Drugs also cause irritation and side-effects, and this worsens as more are added. As a result, compliance is less than 50% at 12 months with one drop a day and worse with multiple drops.
Trabs and tubes also have significant downsides, with loss of visual acuity among them.
“Even with the best surgeons … almost one-quarter of patients lose at least two lines of vision. Who wants to sign up for that, not to mention the risk of blebitis, endophthalmitis and things like that,” Dr Vold noted.
Advances in laser technology offer options, including selective laser trabeculoplasty, micropulse laser trabeculoplasty, and micropulse cyclophotocoagulation (CPC), which makes CPC viable as an early treatment, Dr Vold said.
“I’m finding I have patients who don’t need anti-inflammatory medications two weeks after surgery. This totally changes the game for us.”
Micro-invasive glaucoma surgery (MIGS) offers additional options that can be combined with cataract surgery, and has quickly gained ground, while combined trab and tube procedures have declined in the last five years, Dr Vold noted. Current treatments include trabectome, the iStent, Kahook dual blade, goniotomy-assisted transluminal trabeculectomy, ab interno canaloplasty, visco360/trab360 and the CyPass microstent, with new stents and microshunts on the horizon.
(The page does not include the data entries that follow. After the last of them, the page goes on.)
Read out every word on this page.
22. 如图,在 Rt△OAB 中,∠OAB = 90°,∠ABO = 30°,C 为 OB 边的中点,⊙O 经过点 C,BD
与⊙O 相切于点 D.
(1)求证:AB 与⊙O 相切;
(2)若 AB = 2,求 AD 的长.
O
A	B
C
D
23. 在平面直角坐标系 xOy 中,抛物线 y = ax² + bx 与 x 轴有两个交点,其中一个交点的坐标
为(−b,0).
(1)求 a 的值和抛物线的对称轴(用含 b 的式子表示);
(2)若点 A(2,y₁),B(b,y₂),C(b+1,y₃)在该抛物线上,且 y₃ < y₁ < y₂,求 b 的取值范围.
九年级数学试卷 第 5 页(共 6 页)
For surgeons looking to add MIGS, Dr Vold advised mastering at least one or two trabecular bypass procedures to start, with at least one as a standalone procedure. A supraciliary device such as the CyPass is helpful for moderate cases. For advanced cases, new filtration surgery options include the Xen implant and InnFocus microshunt, he added.
PRISTINE OCULAR SURFACE
The role of ocular surface disease (OSD) and dry eye in reducing vision and quality of life in glaucoma patients is often underappreciated by clinicians, Dr Vold noted. Glaucoma medications and filtration surgery exacerbate OSD, and a multi-faceted approach is required for diagnosis and therapy, he said.
Signs of OSD associated with topical glaucoma medications include tear film instability, tear hyperosmolarity, conjunctival hyperaemia, corneal and conjunctival staining and decreased tear meniscus height, Dr Vold said. Medical treatments include artificial tears, hypochlorous acid lid cleanser, anti-inflammatory medications such as steroids, cyclosporine and lifitegrast and autologous serum.
Dr Vold also suggested interventional treatments. These may include punctal occlusion or cautery after controlling inflammation to deepen tear reservoir, amniotic membrane to decrease inflammation in moderate-to-severe keratitis, meibomian gland probing and expression or lipiflow to increase meibum flow, and intense pulsed light to reduce cytokine flow to eyelid margins. Eyelid surgery may be indicated in cases with entropion or ectropion or floppy eyelids, he added.
20/20+ UNCORRECTED VISUAL ACUITY
While surgeons have focused on the technical success of procedures such as trabeculectomy, patients have been less than thrilled with the irritating bleb and loss of vision.
“Why must glaucoma patients give up the dream of great vision?” Dr Vold asked. Technologies developed for cataract and refractive patients can make a big difference for glaucoma patients as well, he noted.
Astigmatism management is critical, and for glaucoma patients with 1.0 dioptre or more of cylinder to retain a significant field of vision, toric lenses can improve vision and are very stable when properly placed, Dr Vold said. Incisional approaches can be used for lower astigmatism or to fine-tune toric lenses.
For patients with mild-to-moderate glaucoma, newer presbyopic intraocular lenses (IOL) may be suitable. Lenses with lower near adds and extended depth of focus greatly reduce the risk of lost contrast sensitivity and glare and halos that ruled out earlier multifocal IOLs. Laser-assisted cataract surgery and intraoperative aberrometry also can help improve visual outcomes with glaucoma patients as much as other patients. Even corneal surgery is an option.
Of course, candidates for refractive approaches should be carefully screened and evaluated, Dr Vold said. But the effort is worthwhile.
“If we choose wisely we can have happy patients at the end of the day.”